Haneef was held without charge on July 2 last year under tough new anti-terrorism laws and accused of aiding the British plot until Australia's public prosecutor withdrew charges on July 27, leading to a backlash over police handling of his case.

The case has become a rallying point for human rights critics of anti-terrorism laws, which were gradually strengthened by the conservative government after the September 11, 2001 airliner attacks on the United States.

Former Governor-General Bill Hayden said Haneef's case was "frightening and appalling" in a democratic country.

The country's Labor government, elected in November, will soon announce a judicial inquiry into Haneef's case, but Keelty said his force had not changed its methods after a review.

"We have absolutely nothing to hide," Keelty said.

Australia has never suffered a peacetime militant attack on home soil, although a total of 30 people have been charged with terrorism related offences in Australia, with two convicted and sentenced.

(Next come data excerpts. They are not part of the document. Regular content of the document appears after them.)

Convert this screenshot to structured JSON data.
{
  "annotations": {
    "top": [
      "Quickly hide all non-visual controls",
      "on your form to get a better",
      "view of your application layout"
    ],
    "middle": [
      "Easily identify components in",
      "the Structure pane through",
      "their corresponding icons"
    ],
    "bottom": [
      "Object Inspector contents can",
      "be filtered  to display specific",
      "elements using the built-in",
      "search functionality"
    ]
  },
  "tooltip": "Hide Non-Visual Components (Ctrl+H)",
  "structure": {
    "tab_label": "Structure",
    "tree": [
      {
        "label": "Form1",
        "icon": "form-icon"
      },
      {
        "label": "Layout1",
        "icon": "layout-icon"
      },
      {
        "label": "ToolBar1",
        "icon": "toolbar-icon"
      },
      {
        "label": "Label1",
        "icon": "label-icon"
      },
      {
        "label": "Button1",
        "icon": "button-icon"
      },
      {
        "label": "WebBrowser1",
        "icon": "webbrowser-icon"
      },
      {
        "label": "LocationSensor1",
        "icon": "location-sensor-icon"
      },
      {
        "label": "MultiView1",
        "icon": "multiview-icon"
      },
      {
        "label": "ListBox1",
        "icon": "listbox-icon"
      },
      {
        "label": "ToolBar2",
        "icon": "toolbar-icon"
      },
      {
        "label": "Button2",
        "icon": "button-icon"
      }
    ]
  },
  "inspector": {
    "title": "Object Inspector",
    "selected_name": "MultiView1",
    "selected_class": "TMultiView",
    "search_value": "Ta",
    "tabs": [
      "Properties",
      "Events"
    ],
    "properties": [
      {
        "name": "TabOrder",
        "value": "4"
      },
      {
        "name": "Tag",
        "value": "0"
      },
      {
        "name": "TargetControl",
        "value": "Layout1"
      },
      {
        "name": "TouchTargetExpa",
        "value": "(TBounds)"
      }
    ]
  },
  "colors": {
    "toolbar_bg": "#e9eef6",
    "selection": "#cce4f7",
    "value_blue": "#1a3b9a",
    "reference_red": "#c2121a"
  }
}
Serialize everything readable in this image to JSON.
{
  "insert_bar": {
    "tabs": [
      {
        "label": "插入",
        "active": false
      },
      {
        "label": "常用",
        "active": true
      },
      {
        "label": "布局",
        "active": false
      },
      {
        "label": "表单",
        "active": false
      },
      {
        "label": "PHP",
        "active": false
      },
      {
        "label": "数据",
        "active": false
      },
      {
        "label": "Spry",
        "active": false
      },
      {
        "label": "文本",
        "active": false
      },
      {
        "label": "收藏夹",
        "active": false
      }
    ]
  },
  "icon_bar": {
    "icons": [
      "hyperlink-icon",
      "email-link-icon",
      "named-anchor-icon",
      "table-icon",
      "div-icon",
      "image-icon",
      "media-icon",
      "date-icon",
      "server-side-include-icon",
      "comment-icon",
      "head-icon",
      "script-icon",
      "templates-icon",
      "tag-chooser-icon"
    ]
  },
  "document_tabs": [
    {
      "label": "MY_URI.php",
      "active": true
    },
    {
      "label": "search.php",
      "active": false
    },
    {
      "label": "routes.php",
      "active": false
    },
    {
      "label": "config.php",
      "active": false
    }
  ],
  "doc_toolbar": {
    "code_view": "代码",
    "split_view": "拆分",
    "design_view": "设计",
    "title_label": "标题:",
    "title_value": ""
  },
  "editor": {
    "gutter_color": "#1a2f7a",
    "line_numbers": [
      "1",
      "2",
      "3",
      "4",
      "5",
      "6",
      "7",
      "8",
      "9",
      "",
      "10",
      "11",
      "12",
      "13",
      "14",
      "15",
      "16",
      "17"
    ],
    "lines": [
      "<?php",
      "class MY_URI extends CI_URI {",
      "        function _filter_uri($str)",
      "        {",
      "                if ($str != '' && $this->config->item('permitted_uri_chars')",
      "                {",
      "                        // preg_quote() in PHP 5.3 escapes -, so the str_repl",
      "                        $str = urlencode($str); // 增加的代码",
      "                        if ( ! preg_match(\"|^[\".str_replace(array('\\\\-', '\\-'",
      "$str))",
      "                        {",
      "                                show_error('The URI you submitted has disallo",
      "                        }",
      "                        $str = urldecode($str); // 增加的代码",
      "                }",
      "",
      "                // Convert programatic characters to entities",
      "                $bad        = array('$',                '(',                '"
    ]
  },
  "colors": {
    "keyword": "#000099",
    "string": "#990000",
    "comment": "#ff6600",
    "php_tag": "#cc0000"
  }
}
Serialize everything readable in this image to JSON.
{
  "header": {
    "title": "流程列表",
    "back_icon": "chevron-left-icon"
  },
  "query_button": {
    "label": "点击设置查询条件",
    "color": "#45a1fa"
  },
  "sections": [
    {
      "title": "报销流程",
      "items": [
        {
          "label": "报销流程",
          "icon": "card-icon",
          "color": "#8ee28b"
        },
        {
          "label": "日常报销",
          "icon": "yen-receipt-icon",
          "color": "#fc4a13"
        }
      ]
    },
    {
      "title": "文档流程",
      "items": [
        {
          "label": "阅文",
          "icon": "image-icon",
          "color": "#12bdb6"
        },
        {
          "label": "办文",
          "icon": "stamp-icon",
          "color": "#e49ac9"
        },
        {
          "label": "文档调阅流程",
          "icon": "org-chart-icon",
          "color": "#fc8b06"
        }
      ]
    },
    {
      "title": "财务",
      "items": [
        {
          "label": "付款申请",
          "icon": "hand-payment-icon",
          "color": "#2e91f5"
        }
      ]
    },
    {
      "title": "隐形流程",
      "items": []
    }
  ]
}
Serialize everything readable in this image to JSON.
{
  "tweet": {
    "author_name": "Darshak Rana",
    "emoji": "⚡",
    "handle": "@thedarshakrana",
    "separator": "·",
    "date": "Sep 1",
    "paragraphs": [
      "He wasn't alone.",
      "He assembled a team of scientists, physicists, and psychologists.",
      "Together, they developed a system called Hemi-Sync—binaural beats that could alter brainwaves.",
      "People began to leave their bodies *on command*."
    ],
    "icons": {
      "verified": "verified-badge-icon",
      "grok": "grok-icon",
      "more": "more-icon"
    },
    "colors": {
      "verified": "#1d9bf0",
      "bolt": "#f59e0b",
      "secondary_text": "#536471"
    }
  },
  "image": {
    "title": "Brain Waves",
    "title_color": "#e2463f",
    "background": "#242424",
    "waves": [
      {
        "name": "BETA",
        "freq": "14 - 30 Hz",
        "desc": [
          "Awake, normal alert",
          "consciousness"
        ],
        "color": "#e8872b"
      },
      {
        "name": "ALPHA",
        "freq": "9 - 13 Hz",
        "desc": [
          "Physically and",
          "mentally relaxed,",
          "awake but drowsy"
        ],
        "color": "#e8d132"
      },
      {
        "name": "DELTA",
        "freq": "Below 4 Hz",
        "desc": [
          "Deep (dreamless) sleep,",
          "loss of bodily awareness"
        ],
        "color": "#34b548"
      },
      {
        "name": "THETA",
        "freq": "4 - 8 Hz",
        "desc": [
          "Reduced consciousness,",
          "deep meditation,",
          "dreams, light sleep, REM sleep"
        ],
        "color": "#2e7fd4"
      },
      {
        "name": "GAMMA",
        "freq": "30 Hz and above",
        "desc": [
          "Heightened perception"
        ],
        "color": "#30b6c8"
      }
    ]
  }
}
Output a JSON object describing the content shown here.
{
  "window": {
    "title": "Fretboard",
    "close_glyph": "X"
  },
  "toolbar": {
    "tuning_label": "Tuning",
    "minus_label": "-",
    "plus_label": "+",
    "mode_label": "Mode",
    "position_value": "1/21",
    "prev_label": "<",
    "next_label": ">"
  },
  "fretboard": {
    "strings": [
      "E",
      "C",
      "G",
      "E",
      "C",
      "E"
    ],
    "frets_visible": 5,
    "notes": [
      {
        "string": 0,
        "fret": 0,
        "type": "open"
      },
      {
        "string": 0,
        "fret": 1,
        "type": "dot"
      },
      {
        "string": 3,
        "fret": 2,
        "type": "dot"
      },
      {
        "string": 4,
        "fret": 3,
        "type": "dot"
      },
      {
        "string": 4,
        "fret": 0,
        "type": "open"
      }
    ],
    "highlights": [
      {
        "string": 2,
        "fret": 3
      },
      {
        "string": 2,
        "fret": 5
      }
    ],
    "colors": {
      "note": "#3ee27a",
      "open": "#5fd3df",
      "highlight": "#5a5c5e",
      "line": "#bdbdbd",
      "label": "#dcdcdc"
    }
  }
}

Keelty said Haneef's case had cost at least A$7.5 million and involved more than 470 police and customs agents in three states, as well as the United Kingdom, requiring 16 telephone intercepts, six surveillance devices and 22 search warrants.

"We have reviewed the Haneef matter as a matter of course and there's nothing that's arisen out of those reviews that required us to alter our policies or alter our approaches," Keelty said.